Considero interessante transcrever os artigos do Estatuto do clube, que tratam das cores e símbolos do São Cristóvão. Note-se que a rara camisa cor-de-rosa, embora de uso primordial dos esportes aquáticos (p.ex., o remo), também pode eventualmente ser utilizada nos terrestres (p.ex., o futebol) – sobre a origem da cor-de-rosa em seu uniforme, ver o nosso artigo “Camisas de clubes de cores diferentes”:
Art. 108. O São Cristóvão de Futebol e Regatas adota, como insígnias próprias os seguintes símbolos:
a) CORES: branca, preta e rosa, em conjunto;
b) BANDEIRA: formato retangular, campo branco com escudo oficial ao centro, circundado por um friso rosa de 5 (cinco) milímetros de largura;
c) ESCUDO EMBLEMÁTICO: contorno contendo na parte superior de sua área, no ângulo esquerdo, um círculo róseo onde, em preto, figuram uma âncora, um estrela, um remo e um croque, de cuja periferia divergem, em forma de leque, 11 (onze) raios brancos e 11 (onze) pretos; logo abaixo, divide a área uma listra branca em diagonal, da direita para a esquerda, onde se inscreve o nome ou a sigla do Clube; partem daí 5 (cinco) listras brancas e 6 (seis) pretas, da mesma largura, dispostas paralela e verticalmente, terminando no semi-círculo que forma a parte inferior do contorno;
d) FLÂMULA: formato em triângulo isósceles, campo branco com escudo oficial no terço mais amplo, circundado por um friso rosa;
e) TRAÇADEIRA: fita branca de 9 cms. De largura por 16 mas. De boca, com escudo oficial;
f) FAIXA: fita branca de 9 cms. De largura (tamanho variável para tiracolo) com escudo oficial na parte inferior e roseta com as cores estatuídas.

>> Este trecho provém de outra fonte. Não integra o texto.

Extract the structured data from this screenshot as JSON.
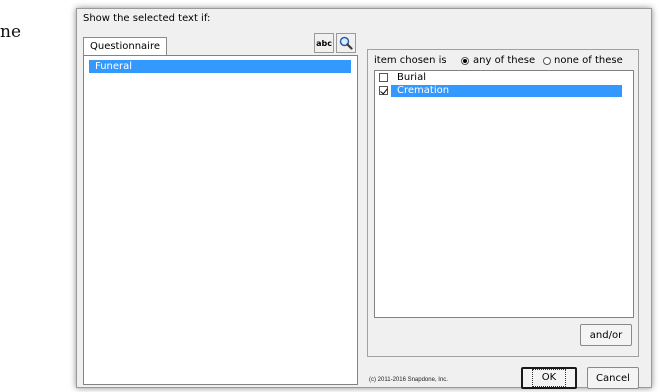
{
  "background_text": "ne",
  "dialog": {
    "heading": "Show the selected text if:",
    "tab_label": "Questionnaire",
    "left_list": {
      "selected_item": "Funeral"
    },
    "abc_label": "abc",
    "condition": {
      "prefix": "item chosen is",
      "any_label": "any of these",
      "none_label": "none of these",
      "selected": "any of these"
    },
    "options": [
      {
        "label": "Burial",
        "checked": false
      },
      {
        "label": "Cremation",
        "checked": true
      }
    ],
    "andor_label": "and/or",
    "ok_label": "OK",
    "cancel_label": "Cancel",
    "copyright": "(c) 2011-2016 Snapdone, Inc."
  },
  "colors": {
    "selection": "#3399ff",
    "dialog_bg": "#f0f0f0"
  }
}
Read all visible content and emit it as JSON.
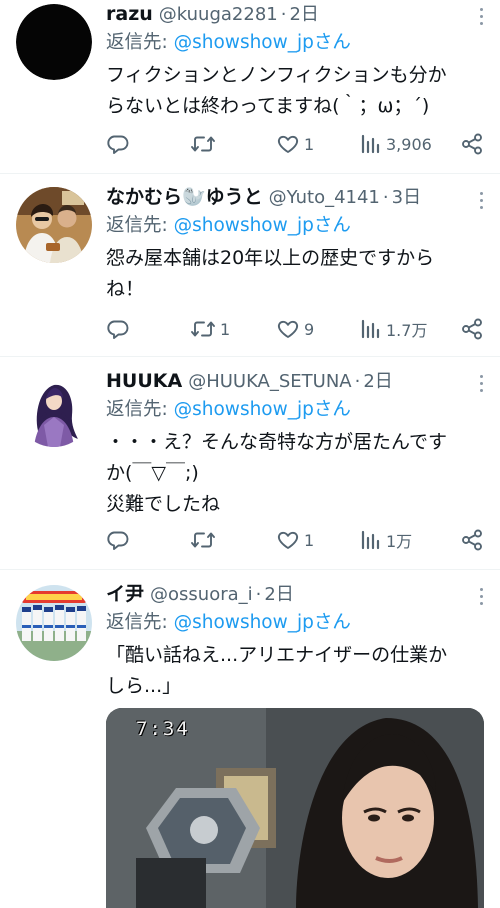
{
  "tweets": [
    {
      "name": "razu",
      "handle": "@kuuga2281",
      "sep": "·",
      "time": "2日",
      "reply_prefix": "返信先: ",
      "reply_mention": "@showshow_jpさん",
      "text": "フィクションとノンフィクションも分か\nらないとは終わってますね(｀；ω；´)",
      "replies": "",
      "retweets": "",
      "likes": "1",
      "views": "3,906"
    },
    {
      "name": "なかむら🦭ゆうと",
      "handle": "@Yuto_4141",
      "sep": "·",
      "time": "3日",
      "reply_prefix": "返信先: ",
      "reply_mention": "@showshow_jpさん",
      "text": "怨み屋本舗は20年以上の歴史ですから\nね！",
      "replies": "",
      "retweets": "1",
      "likes": "9",
      "views": "1.7万"
    },
    {
      "name": "HUUKA",
      "handle": "@HUUKA_SETUNA",
      "sep": "·",
      "time": "2日",
      "reply_prefix": "返信先: ",
      "reply_mention": "@showshow_jpさん",
      "text": "・・・え？そんな奇特な方が居たんです\nか(￣▽￣;)\n災難でしたね",
      "replies": "",
      "retweets": "",
      "likes": "1",
      "views": "1万"
    },
    {
      "name": "イ尹",
      "handle": "@ossuora_i",
      "sep": "·",
      "time": "2日",
      "reply_prefix": "返信先: ",
      "reply_mention": "@showshow_jpさん",
      "text": "「酷い話ねえ...アリエナイザーの仕業か\nしら...」",
      "media_time": "7:34"
    }
  ],
  "colors": {
    "accent": "#1d9bf0",
    "secondary_text": "#536471",
    "primary_text": "#0f1419",
    "divider": "#eff3f4"
  },
  "icons": {
    "reply": "reply-icon",
    "retweet": "retweet-icon",
    "like": "heart-icon",
    "views": "views-icon",
    "share": "share-icon",
    "more": "more-vertical-icon"
  }
}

Art. 109. O São Cristóvão de Futebol e Regatas conserva para suas apresentações desportivas os uniformes tradicionais das entidades fundidas:
1) DESPORTOS TERRESTRES – camisa branca com escudo oficial no peito (lado esquerdo) e calção branco com listra preta vertical no sentido das costuras externas.

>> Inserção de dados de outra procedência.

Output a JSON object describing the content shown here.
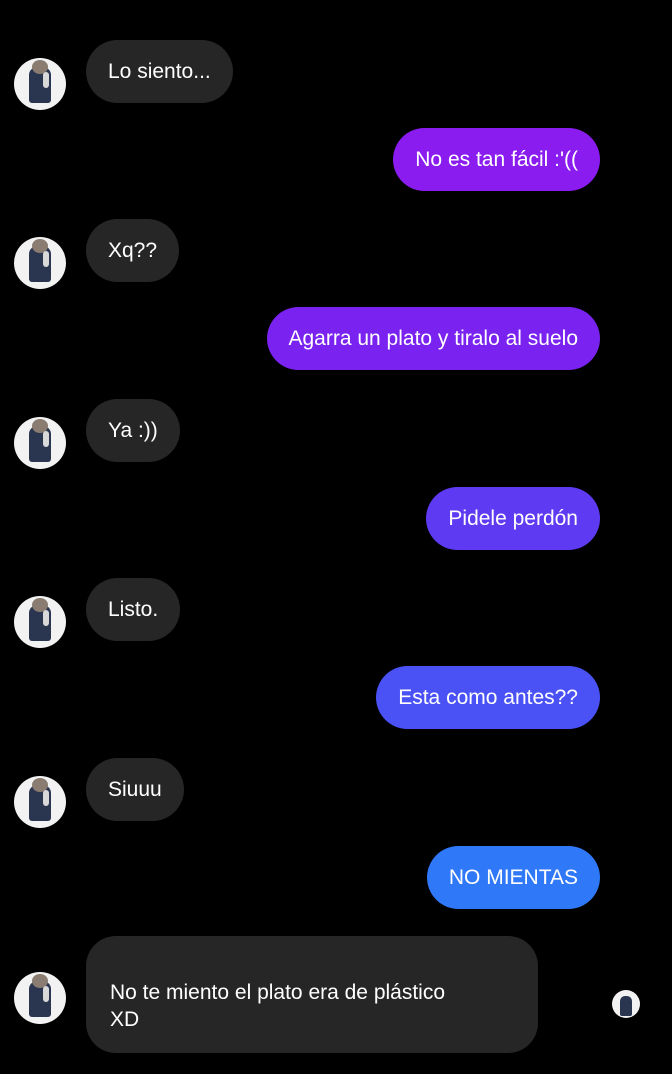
{
  "colors": {
    "background": "#000000",
    "incoming_bubble": "#262626",
    "outgoing_gradient": [
      "#8a1cf0",
      "#7a22f0",
      "#6a30f2",
      "#5a3ff4",
      "#4a52f6",
      "#2f78f8"
    ]
  },
  "messages": [
    {
      "side": "in",
      "text": "Lo siento..."
    },
    {
      "side": "out",
      "text": "No es tan fácil :'(("
    },
    {
      "side": "in",
      "text": "Xq??"
    },
    {
      "side": "out",
      "text": "Agarra un plato y tiralo al suelo"
    },
    {
      "side": "in",
      "text": "Ya :))"
    },
    {
      "side": "out",
      "text": "Pidele perdón"
    },
    {
      "side": "in",
      "text": "Listo."
    },
    {
      "side": "out",
      "text": "Esta como antes??"
    },
    {
      "side": "in",
      "text": "Siuuu"
    },
    {
      "side": "out",
      "text": "NO MIENTAS"
    },
    {
      "side": "in",
      "text": "No te miento el plato era de plástico\nXD"
    }
  ]
}
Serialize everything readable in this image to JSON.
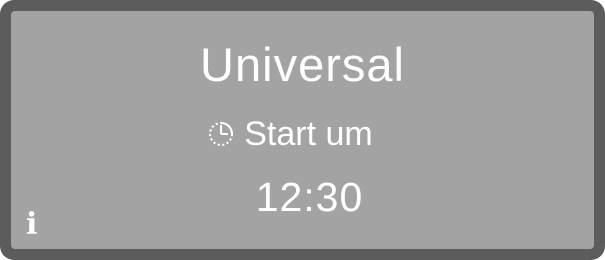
{
  "display": {
    "program_name": "Universal",
    "start_label": "Start um",
    "start_time": "12:30",
    "info_symbol": "i"
  },
  "icons": {
    "clock": "timer-clock-icon",
    "info": "info-icon"
  },
  "colors": {
    "bezel": "#5c5c5c",
    "screen_background": "#a3a3a3",
    "text": "#ffffff"
  }
}
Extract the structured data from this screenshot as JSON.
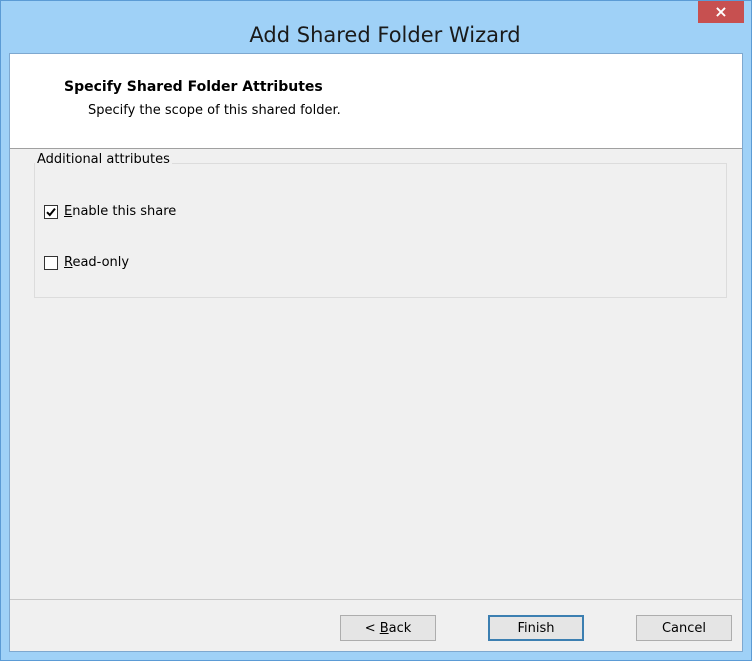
{
  "window": {
    "title": "Add Shared Folder Wizard",
    "close_label": "×"
  },
  "header": {
    "title": "Specify Shared Folder Attributes",
    "subtitle": "Specify the scope of this shared folder."
  },
  "attributes": {
    "group_label": "Additional attributes",
    "enable_share": {
      "accel": "E",
      "rest": "nable this share",
      "checked": true
    },
    "read_only": {
      "accel": "R",
      "rest": "ead-only",
      "checked": false
    }
  },
  "buttons": {
    "back_prefix": "< ",
    "back_accel": "B",
    "back_rest": "ack",
    "finish": "Finish",
    "cancel": "Cancel"
  },
  "colors": {
    "titlebar": "#9fd1f7",
    "close": "#c75050",
    "dialog_bg": "#f0f0f0",
    "default_button_border": "#3c7fb1"
  }
}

2) DESPORTOS AQUÁTICOS – camisa rósea com escudo oficial no peito (centro) e calção preto.
§ 1º. Os atletas, em geral, apresentar-se-ão com os uniformes previstos neste artigo, todavia, de acordo com a modalidade do desporto e a necessidade momentânea, os praticantes dos desportos terrestres poderão utilizar o uniforme nº 2 e os praticantes dos desportos aquáticos, o uniforme nº 1.
§ 2º. Aos uniformes não poderá ser acrescentado nenhum distintivo extra além do número de posição ou ordem, ou luto quando for determinado ou permitido.
OBS.: No arquivo PDF em anexo, fotografias do clube, tiradas por mim de 2010 a 2012.
HINO DO SÃO CRISTÓVÃO (autor: Lamartine Babo)
São Cristóvão, São Cristóvão
Teu passado é tão belo
Quantas vitórias em Figueira de Mello.
Quando vences outro clube
Oh! São Cristóvão pertences
Aos corações sãocristovenses.
Estimulam sua fibra extraordinária
Os grandes feitos do saudoso Cantuária.
(Refrão:) Avante São Cristóvão
Por teu bem, por nosso bem
Pela grandeza dos esportes
Que esta terra tem.
És de um bairro cuja história
Tem um valor profundo
Bairro ditoso de D. Pedro II.
Quando vais à Zona Sul
Jogar com um clube bem forte
Tens a torcida da Zona Norte.
São Cristóvão, São Cristóvão
Teu passado é tão cheio
Aos teus rivais inspiras sempre receio.